The most emotional comments came from Gina Pagel, a Waunakee teacher and Sun Prairie native whose parents were teachers. She recalled the words of Cesar Chavez, who once asked his son Paul if he had done all that he could to win their cause. The answer was yes, but Chavez told his son that you only lose when you stop fighting.
“Thank you to all of those of you who have participated in this meaningful collective action and to those of you who are committed to leaving no stone unturned as we march forward,” Pagel told the rally. “If you have to have yet to contact your legislators, ask yourself, ‘did I do everything I could do?’ 860,000 kids are counting on us. Let’s get to work.”
Heather DuBois Bourenane, the Sun Prairie resident whose Wisconsin Public Education Network helped organize the march and rally, shed a few tears after Pagel’s remarks, but said it wasn’t the first time it happened during the march.

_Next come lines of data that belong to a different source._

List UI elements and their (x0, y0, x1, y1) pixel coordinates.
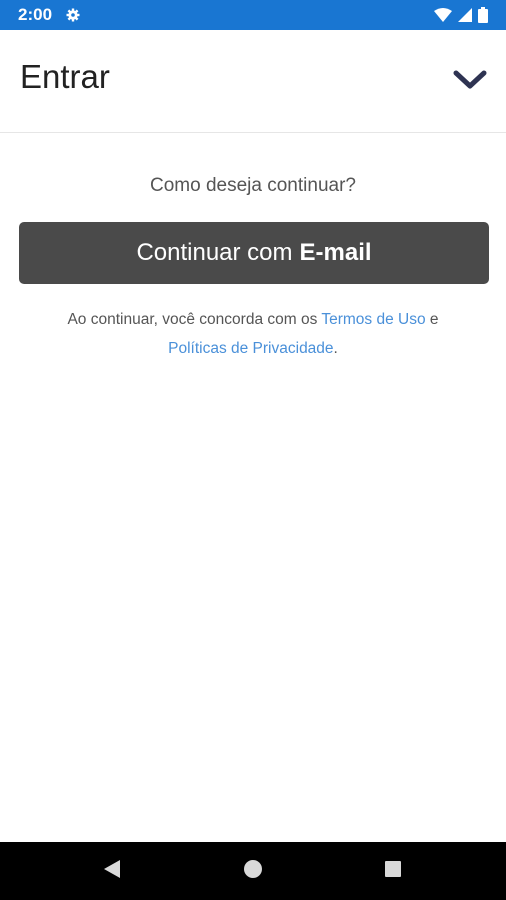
chevron-down-icon (453, 70, 487, 95)
status-bar: 2:00 (0, 0, 506, 30)
terms-of-use-link[interactable]: Termos de Uso (321, 311, 425, 328)
terms-notice: Ao continuar, você concorda com os Termo… (20, 305, 486, 363)
page-title: Entrar (20, 58, 110, 95)
terms-text-before: Ao continuar, você concorda com os (67, 311, 322, 328)
battery-icon (478, 7, 488, 23)
continue-with-email-button[interactable]: Continuar com E-mail (19, 222, 489, 284)
collapse-button[interactable] (448, 60, 492, 104)
continue-prompt: Como deseja continuar? (150, 175, 356, 196)
recents-button[interactable] (378, 856, 408, 886)
gear-icon (66, 8, 80, 22)
home-button[interactable] (238, 856, 268, 886)
header: Entrar (0, 30, 506, 133)
status-time: 2:00 (18, 5, 53, 24)
terms-text-after: . (333, 340, 338, 357)
back-icon (102, 859, 122, 884)
privacy-policy-link[interactable]: Políticas de Privacidade (168, 340, 333, 357)
terms-text-middle: e (425, 311, 439, 328)
signal-icon (458, 8, 472, 22)
navigation-bar (0, 842, 506, 900)
status-icons (434, 7, 488, 23)
email-button-strong: E-mail (299, 239, 372, 266)
home-icon (243, 859, 263, 884)
recents-icon (383, 859, 403, 884)
back-button[interactable] (97, 856, 127, 886)
email-button-label: Continuar com (136, 239, 293, 266)
wifi-icon (434, 8, 452, 22)
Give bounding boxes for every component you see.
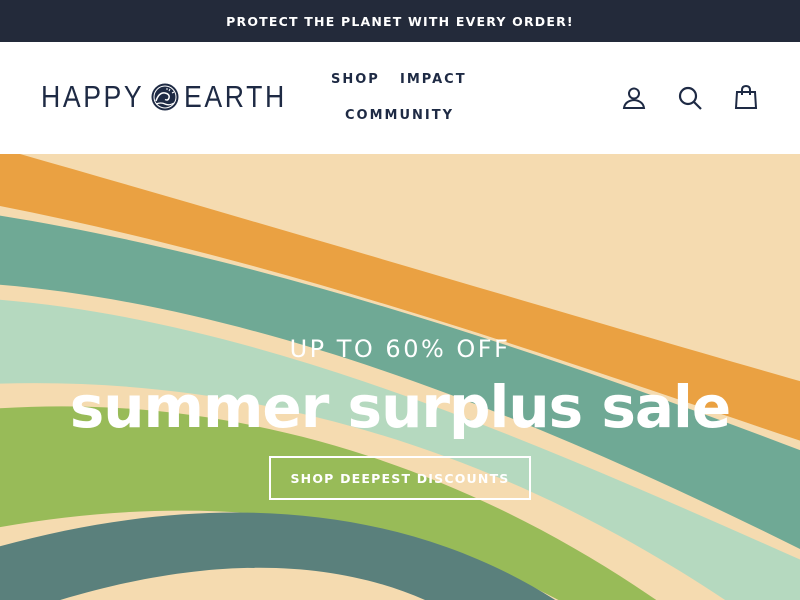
nav-community[interactable]: COMMUNITY [345, 108, 454, 123]
site-header: HAPPY EARTH SHOP IMPACT COMMUNITY [0, 42, 800, 154]
account-icon[interactable] [620, 84, 648, 112]
logo-word-earth: EARTH [184, 79, 287, 114]
cart-icon[interactable] [732, 83, 760, 111]
nav-impact[interactable]: IMPACT [400, 72, 467, 87]
hero-banner: UP TO 60% OFF summer surplus sale SHOP D… [0, 154, 800, 600]
announcement-bar: PROTECT THE PLANET WITH EVERY ORDER! [0, 0, 800, 42]
hero-eyebrow: UP TO 60% OFF [289, 335, 511, 363]
shop-deepest-discounts-button[interactable]: SHOP DEEPEST DISCOUNTS [269, 456, 531, 500]
search-icon[interactable] [676, 84, 704, 112]
logo-link[interactable]: HAPPY EARTH [41, 79, 304, 114]
hero-title: summer surplus sale [69, 373, 732, 441]
nav-shop[interactable]: SHOP [331, 72, 380, 87]
wave-emblem-icon [151, 83, 179, 111]
announcement-text: PROTECT THE PLANET WITH EVERY ORDER! [226, 13, 574, 29]
logo-word-happy: HAPPY [41, 79, 145, 114]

“We have heard story after story as we’ve gone on the 60 mile journey and I haven’t not cried at any of this before, but like I’m crying extra hard when we’re standing in my own kids’ school — the school where I personally am an election official when we vote in the gym, the school miles away from my own home,” Bourenane said.
“Just thinking about all of the kids who are really counting on us, these budget battles are about the money for the resources our kids need but we’re not fighting for the money,” Bourenane said. “We’re fighting for the kids. Thank you Gina for the reminder — the fight doesn’t end today.”
Despite the group’s march to the Capitol, the State Assembly approved the budget with a $500 million increase for K-12 education funding, instead of the nearly $1.5 billion increase Gov. Tony Evers had sought. On Wednesday, the State Senate approved the same budget and sent it to Evers for his signature or veto.